Petroushka, which Clark considered her most important painting, represents her first attempt at a large figural composition with political content and exemplifies the direction in which she wished to develop her work.
Petroushka is a work of strong social commentary whose source is veiled. It brings together Clark’s childhood memories of puppet theatre in the streets of Saint Petersburg and her response to a violent clash between police and striking steelworkers in Chicago in which five workers were killed. Clark taped the article (“Five Steel Strikers Killed in Clash with Chicago Police,” Toronto Daily Star, June 1, 1937) to the back of the canvas to document the source. She transformed the story of Petroushka (the Russian equivalent of Punch or Pulchinello) to describe the plight of the worker, subjugated by the interests of capitalism (the banker) and its enforcers (policeman).
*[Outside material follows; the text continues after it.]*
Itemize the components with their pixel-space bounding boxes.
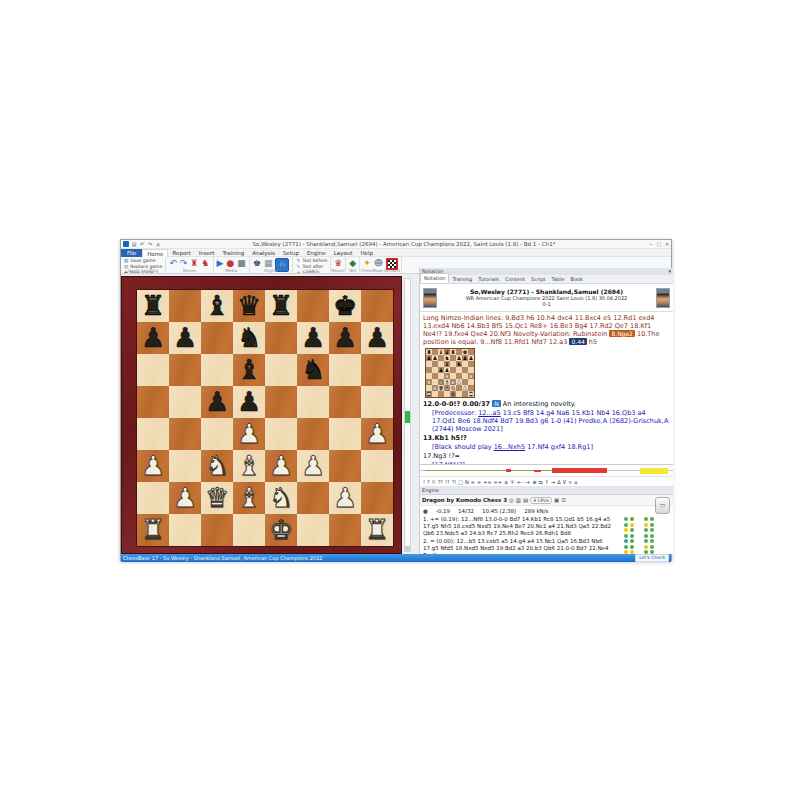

The viewer looks down on the scene in a cobblestoned yard between apartment blocks. The crowd responds to the performance with catcalls and clenched fists—an anti-fascist symbol of unity, strength, and resistance used here to indicate the artist’s support for their cause. Two preparatory sketches, including Study for Petroushka, 1937, illustrate the evolution of the painting.
The visual sources of Petroushka go beyond the artist’s childhood memories of puppet shows. She includes herself on the far left holding a young child (possibly Ben), silhouetted against a building—perhaps a reference to Year 1918 in Petrograd, 1920, by Kuzma Petrov-Vodkin (1878–1939), her teacher at the time he painted it. It is likely that additional sources included the political posters illustrated in Iskusstvo 4 (1933), one of the Russian art magazines Clark acquired in the autumn of 1936: Vladimir Ilyich Lenin (1870–1924) Addressing the Red Army of Workers on 5th May 1920, 1933, by Isaak Brodsky (1883–1939) and Les peuples opprimés des colonies sous le drapeau de la révolution prolétarienne se lèvent pour la lutte contre l’impérialisme, 1932, by Feodor Rabitchev (1894–1961), in which the people topple buildings in their march against capitalism.
Clark had high expectations for Petroushka. She first showed it at the Canadian Group of Painters exhibition in 1937, along with Wheat Field, 1936, and Bathing the Horse, 1937, a troika of Russian-inspired work. It remained in her possession until the National Gallery purchased it in 1976.